Èstato un vero peccato
che Giuliano Dego non abbia potuto tradurre tutto intero il Don Juan di
Byron. Ma forse, come scrive egli stesso a conclusione dell’introduzione al
Canto I dell’edizione tascabile Bur di Rizzoli, uscita nel maggio del 1992, ci
sarebbero voluti decenni fra il tempo della traduzione e quello della stampa
dei XVI canti completi e dei frammenti del XVII, rimasto incompiuto per la
morte prematura del poeta inglese avvenuta ad appena 36 anni: una vita breve
come una meteora. Peccato, perché Dego aveva le carte in regola non solo per la
sua lunga attività letteraria e di insegnamento in Inghilterra (ben 23 anni),
ma perché in quanto egli stesso poeta, si era costruito in proprio una robusta
e solida bottega sull’uso dell’ottava, dedicando più di un ventennio alla sua
vasta parabola storica dal titolo: La storia in rima. Si trattava di ben
1.014 ottave comprese in dieci capitoli per un totale di 8.112 versi. Dego aveva
tradotto solo il Primo dei canti del Don Juan, quello che il poeta stesso
considerava già completo in sé, anche se nell’ottava numero 221, Lord Byron,
prendendo concedo dal lettore, lo definiva un assaggio, e sperava che questo
commiato poetico non fosse un addio.
Giuliano Dego
Fu
questo, di Giovanni, il primo cozzo. Ma se
ancor narrerò le sue avventure dipenderà
dal plauso, o predicozzo, del
pubblico, le cui punzonature sono
bizze. Per contro un barilozzo saran
d’incenso le sue gran premure. Se il
pubblico, comunque, non mi scarica, fra un
anno circa tornerò alla carica.
Così scrive
nell’ottava numero 199 e ci informa che l’opera sarà costituita da dodici
libri, ognuno pieno di re, duci e amanti e personaggi di ogni sorta. Con le più
spettacolari avventure da fare invidia ad Omero e ad Ovidio. Con scenari
mitologici ed eventi soprannaturali, il tutto raccontato rigidamente in rima (lo
sciolto non mi va, amo le rime) perché “sui propri arnesi sputan solo i
brocchi”, ma senza trascurare, come ripete in varie occasioni, il
fondamento di veritàe la correttezza dei fatti (“Odio tutto ciò che
è interamente fiction”).
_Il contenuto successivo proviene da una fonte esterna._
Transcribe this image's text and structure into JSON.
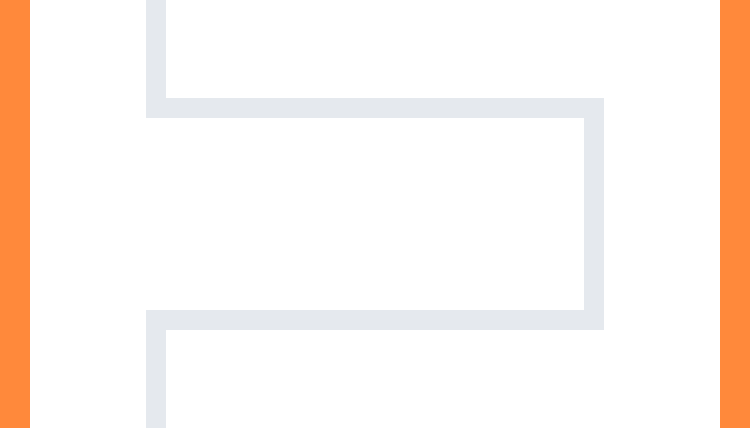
{
  "theme": {
    "accent": "#FF893B",
    "background": "#FFFFFF",
    "pipe_color": "#E5E9EE"
  },
  "decorations": {
    "pipe_shape": "bracket-connector"
  }
}
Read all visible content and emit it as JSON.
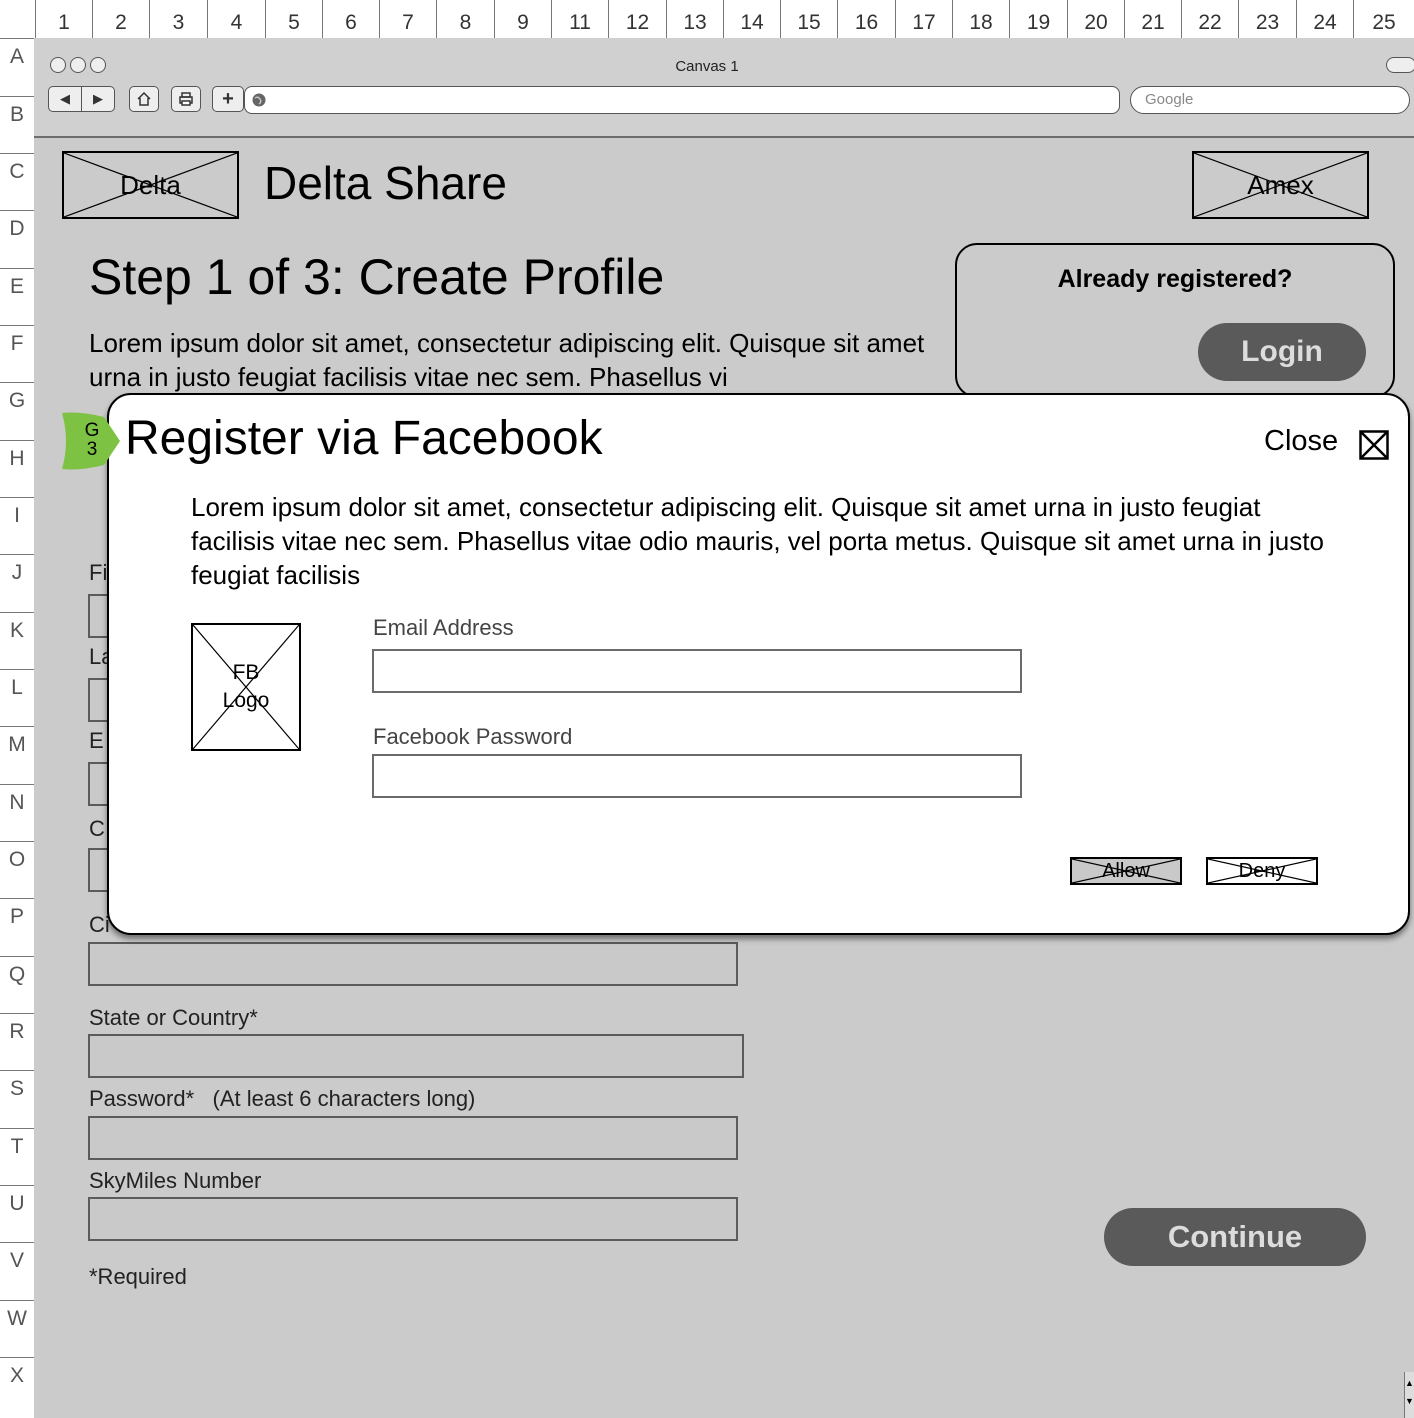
{
  "rulers": {
    "columns": [
      "1",
      "2",
      "3",
      "4",
      "5",
      "6",
      "7",
      "8",
      "9",
      "11",
      "12",
      "13",
      "14",
      "15",
      "16",
      "17",
      "18",
      "19",
      "20",
      "21",
      "22",
      "23",
      "24",
      "25"
    ],
    "rows": [
      "A",
      "B",
      "C",
      "D",
      "E",
      "F",
      "G",
      "H",
      "I",
      "J",
      "K",
      "L",
      "M",
      "N",
      "O",
      "P",
      "Q",
      "R",
      "S",
      "T",
      "U",
      "V",
      "W",
      "X"
    ]
  },
  "browser": {
    "title": "Canvas 1",
    "search_placeholder": "Google"
  },
  "header": {
    "left_logo": "Delta",
    "site_title": "Delta Share",
    "right_logo": "Amex"
  },
  "page": {
    "step_title": "Step 1 of 3: Create Profile",
    "intro": "Lorem ipsum dolor sit amet, consectetur adipiscing elit. Quisque sit amet urna in justo feugiat facilisis vitae nec sem. Phasellus vi",
    "hidden_label_fragments": [
      "Fi",
      "La",
      "E",
      "C",
      "Ci"
    ]
  },
  "login_box": {
    "heading": "Already registered?",
    "button": "Login"
  },
  "form": {
    "fields": [
      {
        "label": "State or Country*"
      },
      {
        "label": "Password*   (At least 6 characters long)"
      },
      {
        "label": "SkyMiles Number"
      }
    ],
    "required_note": "*Required",
    "continue": "Continue"
  },
  "badge": {
    "line1": "G",
    "line2": "3",
    "color": "#7dc242"
  },
  "modal": {
    "title": "Register via Facebook",
    "close": "Close",
    "description": "Lorem ipsum dolor sit amet, consectetur adipiscing elit. Quisque sit amet urna in justo feugiat facilisis vitae nec sem. Phasellus vitae odio mauris, vel porta metus. Quisque sit amet urna in justo feugiat facilisis",
    "logo": "FB Logo",
    "email_label": "Email Address",
    "password_label": "Facebook Password",
    "allow": "Allow",
    "deny": "Deny"
  }
}
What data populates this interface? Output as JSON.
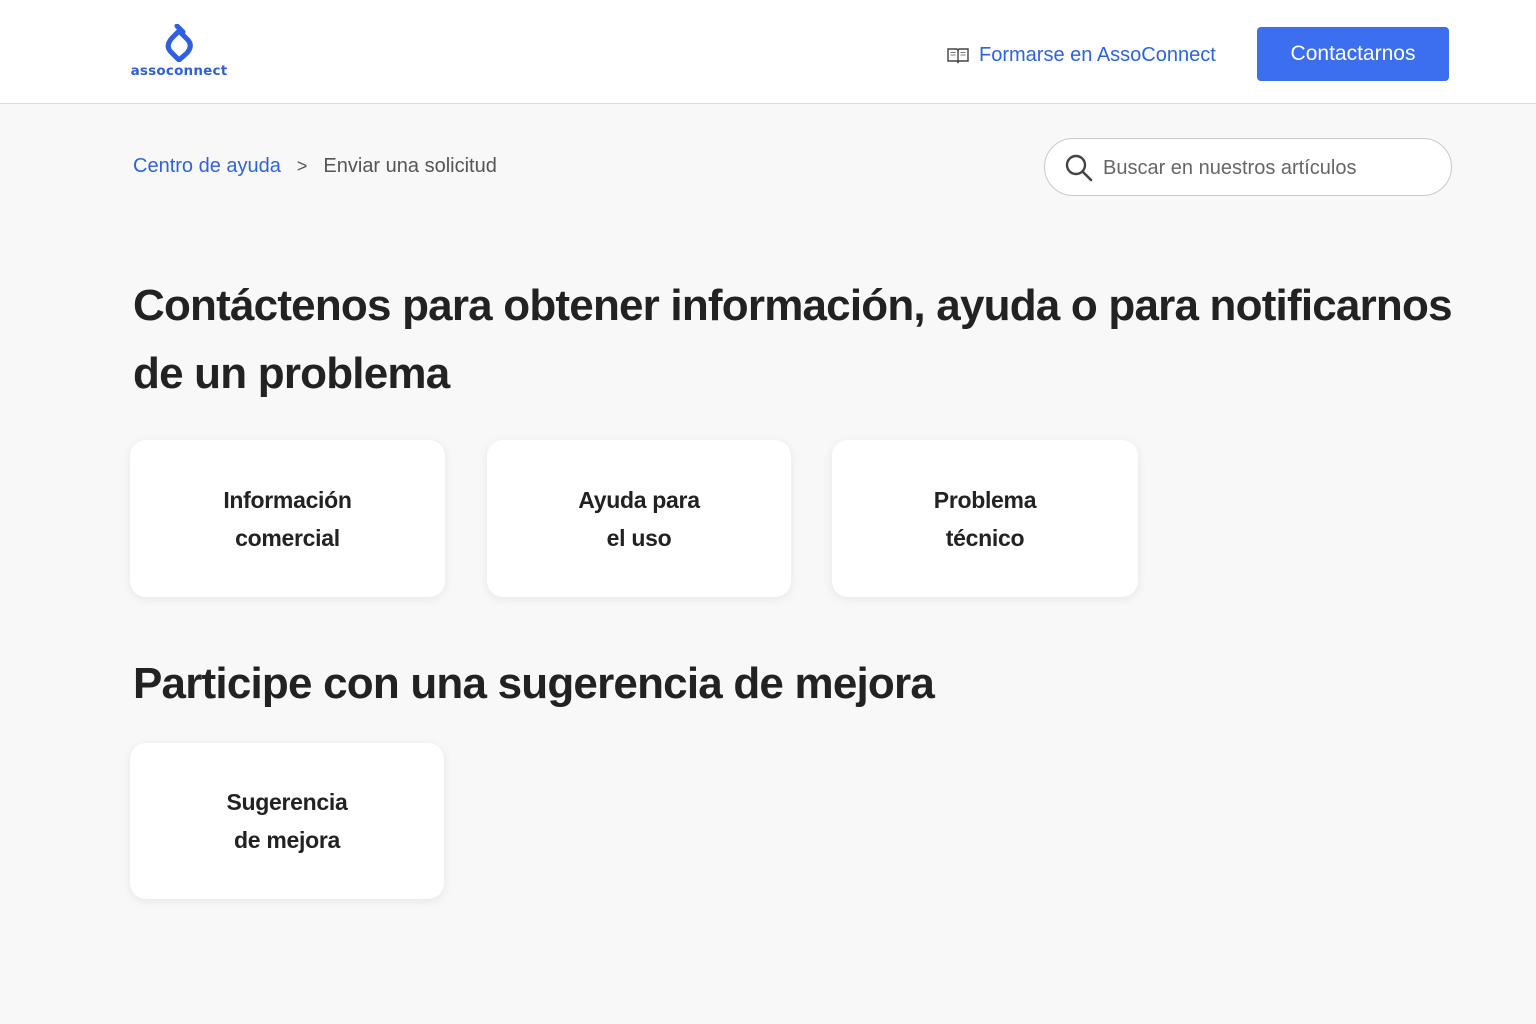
{
  "header": {
    "logo_text": "assoconnect",
    "training_link": "Formarse en AssoConnect",
    "contact_button": "Contactarnos",
    "colors": {
      "accent": "#2d63e1",
      "button": "#3b6ff0"
    },
    "icons": [
      "logo-icon",
      "book-icon"
    ]
  },
  "breadcrumb": {
    "home": "Centro de ayuda",
    "separator": ">",
    "current": "Enviar una solicitud"
  },
  "search": {
    "placeholder": "Buscar en nuestros artículos",
    "value": "",
    "icon": "search-icon"
  },
  "main": {
    "contact_heading": "Contáctenos para obtener información, ayuda o para notificarnos de un problema",
    "contact_cards": [
      {
        "label": "Información\ncomercial"
      },
      {
        "label": "Ayuda para\nel uso"
      },
      {
        "label": "Problema\ntécnico"
      }
    ],
    "suggest_heading": "Participe con una sugerencia de mejora",
    "suggest_cards": [
      {
        "label": "Sugerencia\nde mejora"
      }
    ]
  }
}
E soprattutto odiava tutto ciò che gli suonava
falso, “fasullo”, artefatto, patinato, convenzionale, privo di mordente.
La
copia in mio possesso porta una dedica del traduttore al giornalista e
scrittore Ugo Ronfani, vicedirettore del quotidiano “Il Giorno”, e la data del
12 ottobre 1992. In verità c’è un 9 che vergato a mano è rimasto col tondino
superiore aperto e sembra un 5. Deve essere giunto a me in occasione di un dono
di libri, e a mia moglie di due lavori artistici: uno di Purificato e uno di
Orfeo Tamburi, che Ugo aveva voluto affettuosamente farci. Dunque è una copia
preziosa perché mi ricorda due amici e collaboratori. Tra l’altro la versione
finale de La storia in rima di Dego la pubblicai io nella Collana
Carmina da me diretta per le Edizioni Nuove Scritture nel 2006, e porta questa
dedica: “Al mio coraggioso editore, con tanti auguri di futuro proficuo buon
lavoro, Giuliano”. Tradurre
in rima da una lingua straniera è un’impresa titanica se devi far combaciare le
rime e mancandoti la parola corrispondente. Nessuno può, perciò, aspettarsi o
pretendere una fedeltà impossibile; ma Dego è entrato fino in fondo nello
spirito di George Gordon Byron e del suo capolavoro e vi si muove con
disinvolta capacità, e dove la parola gli manca ne crea una da poeta qual è,
senza tradirne lo spirito e soprattutto la gioiosa ironia che lo pervade.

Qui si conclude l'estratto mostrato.